SABMiller eager to brew
“SABMiller’s 10 sustainable development priorities provide us here in Namibia with an effective framework for managing our most significant social, environmental and economic impacts on our Namibian communities. At a high level SABMiller Namibia will focus on three priorities material to all our operations namely combating alcohol abuse, making more beer using less water, and encouraging local enterprise development in our value chains,” said Cobus Brewer, Managing Director of Castle Brewing Namibia.
Brewer recently made these comments to the Economist when quizzed about the local brewery and the extent they would go, amongst other things to grow the crop necessary for the production of beer locally and support a number of locally based black economic empowerment suppliers in Namibia.
Said Brewer, “ Our new brewery will need production materials and services that could be provided by Namibian suppliers. We will develop a supplier development plan, which amongst other things aims at increasing local supplies of production inputs and increased procurement from broad-based black economic empowerment suppliers in Namibia.”

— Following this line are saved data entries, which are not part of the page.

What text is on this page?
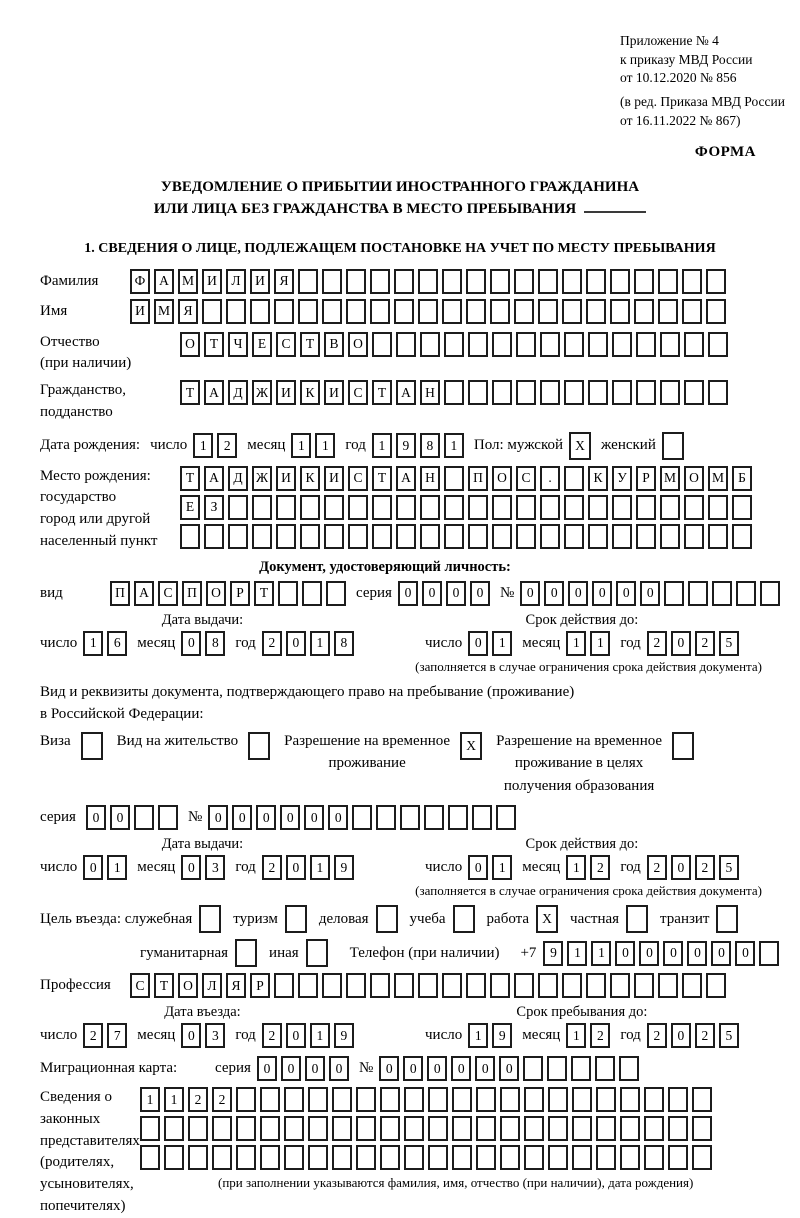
Приложение № 4
к приказу МВД России
от 10.12.2020 № 856
(в ред. Приказа МВД России
от 16.11.2022 № 867)
ФОРМА
УВЕДОМЛЕНИЕ О ПРИБЫТИИ ИНОСТРАННОГО ГРАЖДАНИНА
ИЛИ ЛИЦА БЕЗ ГРАЖДАНСТВА В МЕСТО ПРЕБЫВАНИЯ
1. СВЕДЕНИЯ О ЛИЦЕ, ПОДЛЕЖАЩЕМ ПОСТАНОВКЕ НА УЧЕТ ПО МЕСТУ ПРЕБЫВАНИЯ
Фамилия	Ф	А М И	Л	И	Я
Имя	И М Я
Отчество
(при наличии)
О	Т	Ч	Е	С	Т	В	О
Гражданство,
подданство
Т	А	Д Ж И	К	И	С	Т	А	Н
Дата рождения: число 1	2	месяц 1	1	год 1	9	8	1	Пол: мужской X	женский
Место рождения:
государство
город или другой
населенный пункт
Т	А	Д Ж И	К	И	С	Т	А	Н	П	О	С	.	К	У	Р	М О М	Б
Е	З
Документ, удостоверяющий личность:
вид	П	А	С	П	О	Р	Т	серия 0	0	0	0	№ 0	0	0	0	0	0
Дата выдачи:
число 1	6	месяц 0	8	год 2	0	1	8
Срок действия до:
число 0	1	месяц 1	1	год 2	0	2	5
(заполняется в случае ограничения срока действия документа)
Вид и реквизиты документа, подтверждающего право на пребывание (проживание)
в Российской Федерации:
Виза	Вид на жительство	Разрешение на временное
проживание
X	Разрешение на временное
проживание в целях
получения образования
серия	0	0	№ 0	0	0	0	0	0
Дата выдачи:
число 0	1	месяц 0	3	год 2	0	1	9
Срок действия до:
число 0	1	месяц 1	2	год 2	0	2	5
(заполняется в случае ограничения срока действия документа)
Цель въезда: служебная	туризм	деловая	учеба	работа X	частная	транзит
гуманитарная	иная	Телефон (при наличии) +7	9	1	1	0	0	0	0	0	0
Профессия	С	Т	О	Л	Я	Р
Дата въезда:
число 2	7	месяц 0	3	год 2	0	1	9
Срок пребывания до:
число 1	9	месяц 1	2	год 2	0	2	5
Миграционная карта:	серия 0	0	0	0	№ 0	0	0	0	0	0
Сведения о
законных
представителях
(родителях,
усыновителях,
попечителях)
1	1	2	2
(при заполнении указываются фамилия, имя, отчество (при наличии), дата рождения)
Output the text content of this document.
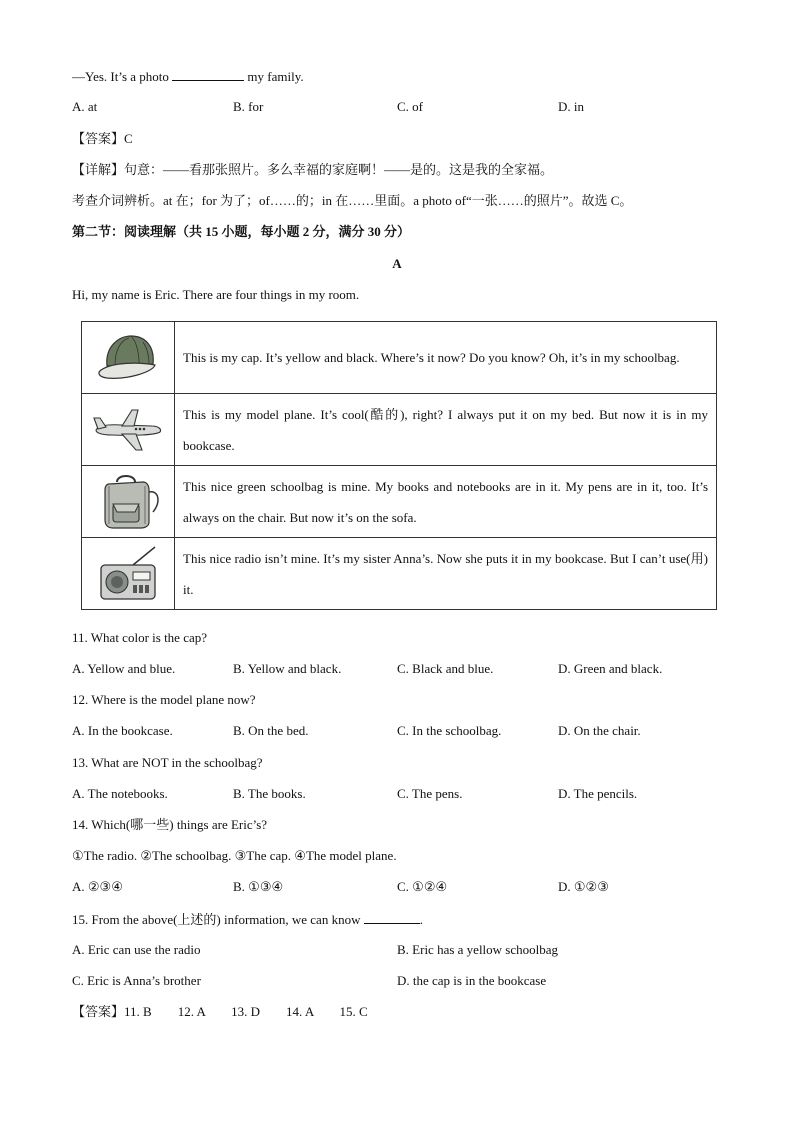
—Yes. It’s a photo	my family.
A. at	B. for	C. of	D. in
【答案】C
【详解】句意：——看那张照片。多么幸福的家庭啊！——是的。这是我的全家福。
考查介词辨析。at 在；for 为了；of……的；in 在……里面。a photo of“一张……的照片”。故选 C。
第二节：阅读理解（共 15 小题，每小题 2 分，满分 30 分）
A
Hi, my name is Eric. There are four things in my room.
	This is my cap. It’s yellow and black. Where’s it now? Do you know? Oh, it’s in my schoolbag.

	This is my model plane. It’s cool(酷的), right? I always put it on my bed. But now it is in my bookcase.

	This nice green schoolbag is mine. My books and notebooks are in it. My pens are in it, too. It’s always on the chair. But now it’s on the sofa.

	This nice radio isn’t mine. It’s my sister Anna’s. Now she puts it in my bookcase. But I can’t use(用) it.
11. What color is the cap?
A. Yellow and blue.	B. Yellow and black.	C. Black and blue.	D. Green and black.
12. Where is the model plane now?
A. In the bookcase.	B. On the bed.	C. In the schoolbag.	D. On the chair.
13. What are NOT in the schoolbag?
A. The notebooks.	B. The books.	C. The pens.	D. The pencils.
14. Which(哪一些) things are Eric’s?
①The radio. ②The schoolbag. ③The cap. ④The model plane.
A. ②③④	B. ①③④	C. ①②④	D. ①②③
15. From the above(上述的) information, we can know	.
A. Eric can use the radio	B. Eric has a yellow schoolbag
C. Eric is Anna’s brother	D. the cap is in the bookcase
【答案】11. B        12. A        13. D        14. A        15. C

He pointed out that growing crops locally would not necessarily be a given and said, “The local feasibility study will be conducted to firstly analyse the economic viability of sourcing local crops from a value chain perspective. By nature most crops still need to go through various processes before they are ready to be used in brewing. These processes requires additional capital investment and high levels of usage in order to make it economically viable.”
Brewer mentioned the fact that SABMiller would be looking into the idea of growing the crops locally: “Once economic viability is established the company will engage with local farmers and work with suppliers where appropriate to use locally grown crops. By pioneering the use of traditional crops such as sorghum and cassava in brewing, SABMiller is able to open up new opportunities, markets and incomes for local farmers and communities.”
“In the foreseeable future this may become possible in Namibia as well. The Namibian agricultural landscape will be assessed in order to establish viability of agricultural programmes and supply of quality agricultural raw materials to our newly established and soon to be operating brewery,” said Brewer.
“One very important ingredient in the making of beer is water. We rely on large quantities of high quality water in order to make our beer, so water quality and availability are of vital concern. Our approach to water management starts with making our breweries as water efficient as we can. Water management is also one of SABMiller’s sustainable development priorities and as such we have a responsibility to promote responsible use of water throughout our operations and encourage suppliers to do the same,” concluded Brewer.
The brewery is scheduled to commence operations by the middle of the year and will have the capacity to brew 260,000 hectolitres per year.